OK, insert your tax geek reading list joke here.

Still, these three books show that we who focus on taxes can venture outside our world, albeit not very far.

So if you have time now, give the books a glance. I must admit that I have a copy of "The Pale King," but have yet to read it. Maybe after April 15.

Tax tips for writers: OK, fellow authors. I know what you're thinking.

You didn't click here for Kay's Tax Book Club (although now that you've given me that idea, watch out Oprah!). You came over because the headline implied tax-saving tips for literary leaning occupations.

Well, I don't want to disappoint.

In most cases, writers will have the same tax concerns as any sole proprietorship or small business.

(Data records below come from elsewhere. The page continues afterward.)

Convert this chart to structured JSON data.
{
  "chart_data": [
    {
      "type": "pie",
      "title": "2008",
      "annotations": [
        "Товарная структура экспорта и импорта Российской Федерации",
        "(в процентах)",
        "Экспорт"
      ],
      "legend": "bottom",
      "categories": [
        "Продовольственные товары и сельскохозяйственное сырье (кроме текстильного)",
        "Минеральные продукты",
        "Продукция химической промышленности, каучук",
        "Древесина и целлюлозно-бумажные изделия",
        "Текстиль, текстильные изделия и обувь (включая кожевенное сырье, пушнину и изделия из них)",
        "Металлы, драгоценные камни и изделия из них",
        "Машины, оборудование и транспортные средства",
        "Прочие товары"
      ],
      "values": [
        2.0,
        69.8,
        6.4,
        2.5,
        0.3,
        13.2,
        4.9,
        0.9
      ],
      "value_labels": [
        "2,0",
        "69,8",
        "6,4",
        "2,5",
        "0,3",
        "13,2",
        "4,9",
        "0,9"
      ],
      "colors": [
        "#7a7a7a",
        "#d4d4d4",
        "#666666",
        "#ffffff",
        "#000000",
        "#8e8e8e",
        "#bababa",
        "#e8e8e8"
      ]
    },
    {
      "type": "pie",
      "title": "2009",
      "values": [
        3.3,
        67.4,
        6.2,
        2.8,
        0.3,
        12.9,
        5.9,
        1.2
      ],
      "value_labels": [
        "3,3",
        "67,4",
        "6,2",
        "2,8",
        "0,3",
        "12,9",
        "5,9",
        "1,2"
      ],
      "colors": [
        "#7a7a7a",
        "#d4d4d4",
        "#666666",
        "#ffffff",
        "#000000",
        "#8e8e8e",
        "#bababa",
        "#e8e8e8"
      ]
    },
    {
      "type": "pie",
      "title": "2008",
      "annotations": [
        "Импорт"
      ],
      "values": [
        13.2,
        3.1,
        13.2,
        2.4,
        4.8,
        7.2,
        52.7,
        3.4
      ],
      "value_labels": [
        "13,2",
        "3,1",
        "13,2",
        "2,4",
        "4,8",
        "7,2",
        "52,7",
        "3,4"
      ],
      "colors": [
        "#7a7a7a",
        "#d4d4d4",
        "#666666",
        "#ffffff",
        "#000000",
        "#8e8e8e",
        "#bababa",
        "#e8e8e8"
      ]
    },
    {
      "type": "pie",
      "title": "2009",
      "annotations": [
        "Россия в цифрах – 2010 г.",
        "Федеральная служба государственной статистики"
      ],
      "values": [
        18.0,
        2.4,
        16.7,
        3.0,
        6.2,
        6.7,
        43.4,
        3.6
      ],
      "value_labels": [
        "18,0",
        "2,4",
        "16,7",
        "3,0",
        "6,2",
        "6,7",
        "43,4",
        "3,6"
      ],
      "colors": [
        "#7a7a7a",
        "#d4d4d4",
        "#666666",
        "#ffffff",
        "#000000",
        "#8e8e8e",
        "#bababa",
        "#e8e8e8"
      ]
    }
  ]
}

And we claim essentially the same tax write-offs as producers of more tangible products do on Form 1040 Schedule C filings. For an idea of what's available, check out these 10 easy tax deductions for bloggers and other online businesses

There are, however, some special considerations for writers and our ilk. To address them, I recommend my online tax pal Peter Jason Reilly, aka @rileytaxtweets on Twitter.

He's a CPA whose Massachusetts' firm specializes in tax matters that apply to and affect creative people, such as artists, performers, musicians and, yes, writers (and more).

Reilly, himself an author, has developed a handy expense checklist for writers. His website has even more info for those of us who scribble for a living. If you're in one of the creative fields that's always befuddled your parents, give it look.

And with that, I must get back to work on the writing that pays my bills.